France

En pleine réforme des retraites, Olivier Dussopt rattrapé par une affaire de «favoritisme»

Le parquet national financier (PNF) a retenu l'infraction de «favoritisme» pour un futur procès à l'encontre d'Olivier Dussopt qui portera sur un marché public conclu à la fin des années 2000 avec un groupe de traitement de l’eau.

L’affaire tombe on ne peut plus mal pour le ministre du Travail, en première ligne sur la réforme des retraites. Ce dernier a indiqué le 3 février à l’AFP, peu après la publication d’un article de Mediapart sur le sujet, que le PNF avait retenu l'infraction de «favoritisme» dans une enquête qui concernait initialement deux œuvres d'art reçues en cadeau en 2017.

Dans une note de synthèse adressée à son avocat, «le parquet considère qu'il subsiste un seul grief, en l'occurrence une infraction formelle de favoritisme dans un marché public de 2009», a déclaré Olivier Dussopt à l’agence de presse, ajoutant qu'«aucune corruption» ne lui est reprochée.

D’après Mediapart, la perquisition réalisée chez le ministre par les enquêteurs financiers de l’Oclciff (Office central de lutte contre les infractions financières et fiscales) a mis à jour «des échanges entre Olivier Dussopt et (la Saur) semblant laisser peu de doute sur l’existence d’un arrangement autour d’un marché public daté de 2009-2010», au moment où il était député et maire d’Annonay (Ardèche). Interrogé, le PNF s'est refusé à tout commentaire.
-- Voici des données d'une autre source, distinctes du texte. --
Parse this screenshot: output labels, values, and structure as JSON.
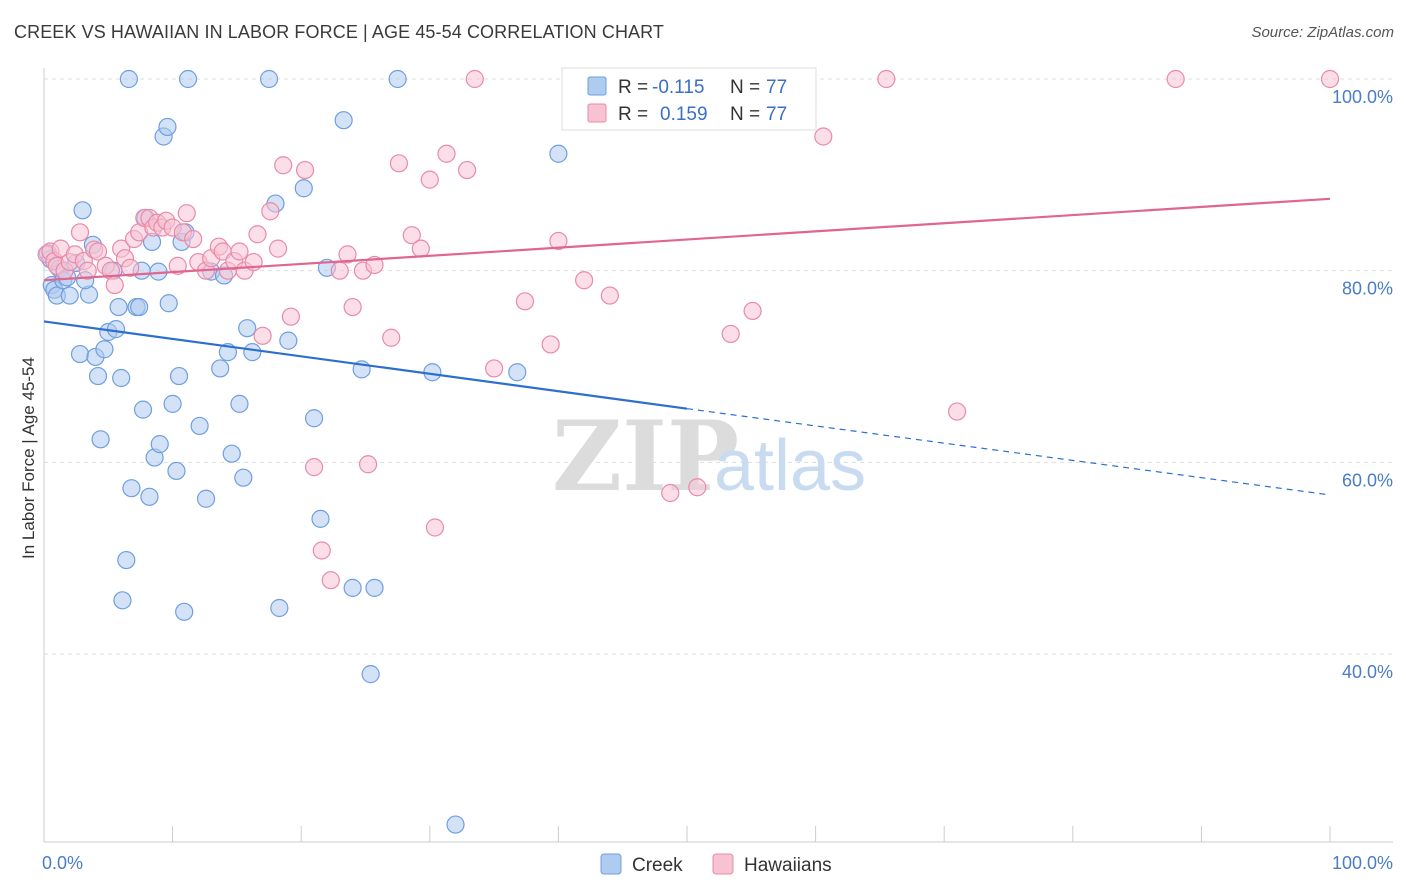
{
  "title": "CREEK VS HAWAIIAN IN LABOR FORCE | AGE 45-54 CORRELATION CHART",
  "source": "Source: ZipAtlas.com",
  "colors": {
    "creek_fill": "#aecbf0",
    "creek_stroke": "#6f9fde",
    "creek_line": "#2c6fcc",
    "hawaiian_fill": "#f7c3d3",
    "hawaiian_stroke": "#e98aa9",
    "hawaiian_line": "#e06690",
    "grid": "#dddddd",
    "tick_text": "#4a7cc7"
  },
  "legend": {
    "rows": [
      {
        "r_label": "R =",
        "r_value": "-0.115",
        "n_label": "N =",
        "n_value": "77"
      },
      {
        "r_label": "R =",
        "r_value": "0.159",
        "n_label": "N =",
        "n_value": "77"
      }
    ]
  },
  "bottom_legend": [
    "Creek",
    "Hawaiians"
  ],
  "watermark": {
    "zip": "ZIP",
    "atlas": "atlas"
  },
  "chart_data": {
    "type": "scatter",
    "title": "CREEK VS HAWAIIAN IN LABOR FORCE | AGE 45-54 CORRELATION CHART",
    "xlabel": "",
    "ylabel": "In Labor Force | Age 45-54",
    "xlim": [
      0,
      100
    ],
    "ylim": [
      21,
      102
    ],
    "x_ticks": [
      {
        "value": 0,
        "label": "0.0%"
      },
      {
        "value": 100,
        "label": "100.0%"
      }
    ],
    "y_ticks": [
      {
        "value": 40,
        "label": "40.0%"
      },
      {
        "value": 60,
        "label": "60.0%"
      },
      {
        "value": 80,
        "label": "80.0%"
      },
      {
        "value": 100,
        "label": "100.0%"
      }
    ],
    "grid": true,
    "series": [
      {
        "name": "Creek",
        "r": -0.115,
        "n": 77,
        "trend": {
          "x0": 0,
          "y0": 74.7,
          "x1": 50,
          "y1": 65.6,
          "dashed_to_x": 100,
          "dashed_to_y": 56.6
        },
        "points": [
          [
            0.3,
            81.8
          ],
          [
            0.5,
            81.2
          ],
          [
            0.6,
            78.5
          ],
          [
            0.8,
            78.0
          ],
          [
            1.0,
            77.4
          ],
          [
            1.2,
            80.2
          ],
          [
            1.5,
            79.0
          ],
          [
            1.8,
            79.3
          ],
          [
            2.0,
            77.4
          ],
          [
            2.5,
            80.8
          ],
          [
            3.0,
            86.3
          ],
          [
            3.5,
            77.5
          ],
          [
            3.8,
            82.7
          ],
          [
            2.8,
            71.3
          ],
          [
            4.0,
            71.0
          ],
          [
            4.2,
            69.0
          ],
          [
            4.4,
            62.4
          ],
          [
            4.7,
            71.8
          ],
          [
            5.0,
            73.6
          ],
          [
            5.4,
            80.0
          ],
          [
            5.6,
            73.9
          ],
          [
            5.8,
            76.2
          ],
          [
            6.0,
            68.8
          ],
          [
            6.4,
            49.8
          ],
          [
            6.1,
            45.6
          ],
          [
            6.6,
            100.0
          ],
          [
            6.8,
            57.3
          ],
          [
            7.2,
            76.2
          ],
          [
            7.4,
            76.2
          ],
          [
            7.6,
            80.0
          ],
          [
            7.7,
            65.5
          ],
          [
            7.9,
            85.5
          ],
          [
            8.2,
            56.4
          ],
          [
            8.4,
            83.0
          ],
          [
            8.6,
            60.5
          ],
          [
            8.9,
            79.9
          ],
          [
            9.0,
            61.9
          ],
          [
            9.3,
            94.0
          ],
          [
            9.6,
            95.0
          ],
          [
            9.7,
            76.6
          ],
          [
            10.0,
            66.1
          ],
          [
            10.3,
            59.1
          ],
          [
            10.5,
            69.0
          ],
          [
            10.7,
            83.0
          ],
          [
            10.9,
            44.4
          ],
          [
            11.2,
            100.0
          ],
          [
            12.1,
            63.8
          ],
          [
            12.6,
            56.2
          ],
          [
            13.0,
            79.9
          ],
          [
            13.7,
            69.8
          ],
          [
            14.3,
            71.5
          ],
          [
            14.6,
            60.9
          ],
          [
            15.2,
            66.1
          ],
          [
            15.5,
            58.4
          ],
          [
            15.8,
            74.0
          ],
          [
            16.2,
            71.5
          ],
          [
            17.5,
            100.0
          ],
          [
            18.0,
            87.0
          ],
          [
            18.3,
            44.8
          ],
          [
            19.0,
            72.7
          ],
          [
            20.2,
            88.6
          ],
          [
            21.0,
            64.6
          ],
          [
            21.5,
            54.1
          ],
          [
            23.3,
            95.7
          ],
          [
            24.0,
            46.9
          ],
          [
            25.4,
            37.9
          ],
          [
            25.7,
            46.9
          ],
          [
            24.7,
            69.7
          ],
          [
            27.5,
            100.0
          ],
          [
            30.2,
            69.4
          ],
          [
            32.0,
            22.2
          ],
          [
            36.8,
            69.4
          ],
          [
            40.0,
            92.2
          ],
          [
            11.0,
            84.0
          ],
          [
            3.2,
            79.0
          ],
          [
            14.0,
            79.5
          ],
          [
            22.0,
            80.3
          ]
        ]
      },
      {
        "name": "Hawaiians",
        "r": 0.159,
        "n": 77,
        "trend": {
          "x0": 0,
          "y0": 79.0,
          "x1": 100,
          "y1": 87.5
        },
        "points": [
          [
            0.2,
            81.7
          ],
          [
            0.5,
            82.0
          ],
          [
            0.8,
            81.0
          ],
          [
            1.0,
            80.5
          ],
          [
            1.3,
            82.3
          ],
          [
            1.6,
            80.0
          ],
          [
            2.0,
            80.9
          ],
          [
            2.4,
            81.7
          ],
          [
            2.8,
            84.0
          ],
          [
            3.1,
            81.0
          ],
          [
            3.4,
            80.0
          ],
          [
            3.9,
            82.2
          ],
          [
            4.2,
            82.0
          ],
          [
            4.8,
            80.5
          ],
          [
            5.2,
            80.0
          ],
          [
            5.5,
            78.5
          ],
          [
            6.0,
            82.3
          ],
          [
            6.3,
            81.3
          ],
          [
            6.7,
            80.3
          ],
          [
            7.0,
            83.3
          ],
          [
            7.4,
            84.0
          ],
          [
            7.8,
            85.5
          ],
          [
            8.2,
            85.5
          ],
          [
            8.5,
            84.5
          ],
          [
            8.8,
            85.0
          ],
          [
            9.2,
            84.5
          ],
          [
            9.5,
            85.2
          ],
          [
            10.0,
            84.5
          ],
          [
            10.4,
            80.5
          ],
          [
            10.8,
            84.0
          ],
          [
            11.1,
            86.0
          ],
          [
            11.6,
            83.3
          ],
          [
            12.0,
            80.9
          ],
          [
            12.6,
            80.0
          ],
          [
            13.0,
            81.3
          ],
          [
            13.6,
            82.5
          ],
          [
            13.9,
            82.0
          ],
          [
            14.3,
            80.0
          ],
          [
            14.8,
            81.0
          ],
          [
            15.2,
            82.0
          ],
          [
            15.6,
            80.0
          ],
          [
            16.3,
            80.9
          ],
          [
            16.6,
            83.8
          ],
          [
            17.0,
            73.2
          ],
          [
            17.6,
            86.2
          ],
          [
            18.2,
            82.3
          ],
          [
            18.6,
            91.0
          ],
          [
            19.2,
            75.2
          ],
          [
            20.3,
            90.5
          ],
          [
            21.0,
            59.5
          ],
          [
            21.6,
            50.8
          ],
          [
            22.3,
            47.7
          ],
          [
            23.0,
            80.0
          ],
          [
            23.6,
            81.7
          ],
          [
            24.0,
            76.2
          ],
          [
            24.8,
            80.0
          ],
          [
            25.2,
            59.8
          ],
          [
            25.7,
            80.6
          ],
          [
            27.0,
            73.0
          ],
          [
            27.6,
            91.2
          ],
          [
            28.6,
            83.7
          ],
          [
            29.3,
            82.3
          ],
          [
            30.0,
            89.5
          ],
          [
            30.4,
            53.2
          ],
          [
            31.3,
            92.2
          ],
          [
            32.9,
            90.5
          ],
          [
            33.5,
            100.0
          ],
          [
            35.0,
            69.8
          ],
          [
            37.4,
            76.8
          ],
          [
            39.4,
            72.3
          ],
          [
            40.0,
            83.1
          ],
          [
            42.0,
            79.0
          ],
          [
            44.0,
            77.4
          ],
          [
            48.7,
            56.8
          ],
          [
            50.8,
            57.4
          ],
          [
            53.4,
            73.4
          ],
          [
            55.1,
            75.8
          ]
        ]
      }
    ],
    "extra_points": {
      "Hawaiians": [
        [
          44.0,
          100.0
        ],
        [
          47.4,
          97.2
        ],
        [
          60.6,
          94.0
        ],
        [
          65.5,
          100.0
        ],
        [
          71.0,
          65.3
        ],
        [
          88.0,
          100.0
        ],
        [
          100.0,
          100.0
        ]
      ]
    }
  }
}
Un procès en perspective ?

Le PNF avait récemment transmis des éléments de son enquête aux avocats du ministre, une phase dite de «contradictoire», pour qu’ils répondent sur les charges que le ministère public envisageait de retenir.

A l’issue de cette phase, le PNF a adressé une «note de synthèse» le 23 janvier aux avocats d’Olivier Dussopt, d’après celui-ci. Il ne reste plus au PNF qu’à formaliser la tenue d’un procès avec l’envoi de citations à comparaître. Selon Mediapart, la Saur pourrait comparaître pour recel de favoritisme. Cette audience pourrait se tenir d’ici un an.

Dans un communiqué, le groupe Saur dit avoir «pris connaissance de l’article publié par Mediapart» le 3 février. Saur «a bien été destinataire d’une note de synthèse» du PNF «qui envisage, s’agissant de Saur, une action sur l’unique fondement de faits survenus en 2009».

«Tous les autres faits investigués par le PNF ont été classés sans suite» et Saur «considère que cette action résiduelle à son encontre, près de 15 ans après les faits, n’est pas justifiée, et fera valoir ses arguments devant le tribunal qui en sera saisi», ajoute le groupe.

Deux lithographies de Gérard Garouste non déclarées

L'enquête préliminaire pour prise illégale d'intérêt avait été ouverte contre Olivier Dussopt initialement à propos de deux lithographies du peintre Gérard Garouste qui lui avaient été offertes par une entreprise en 2017, alors qu'il était député-maire d'Annonay. L'enquête devait vérifier de possibles faits de «corruption» et de «prise illégale d'intérêt».

Dans sa déclaration à l'AFP le 3 février au soir, le ministre du Travail assure que le PNF «a fait son travail et procédé à une enquête et de multiples investigations qui ont fait émerger cinq griefs possibles». «Mes expressions orales et écrites ont largement convaincu le parquet», qui «considère que quatre sur cinq de ces griefs n'ont aucune consistance et les a classés sans suite», a garanti le ministre. «Aucune corruption ne m'est donc reprochée», ajoute-t-il.

Ces deux lithographies avaient été offertes par un dirigeant local de la Saur, alors qu'un contrat était sur le point d'être conclu entre la ville d'Annonay et cette entreprise. Le contrat, négocié depuis 2016, a été formellement signé six mois plus tard, le 1er juin 2017.

Olivier Dussopt avait alors expliqué n'avoir pas déclaré ces lithographies à la déontologue de l'Assemblée nationale – comme cela est requis pour tout cadeau de plus de 150 euros – car il «ignorait la valeur» des deux lithographies. Il les avait ensuite restituées.

Cette affaire survient alors que le ministre du Travail est confronté à une vive contestation sociale sur le recul de l'âge légal de départ, de 62 à 64 ans. Le projet de loi sera examiné à partir du 6 février à l'Assemblée nationale, avec Olivier Dussopt en première ligne au nom du gouvernement. Les députés ont jusqu'au 17 février pour examiner quelque 20 000 amendements.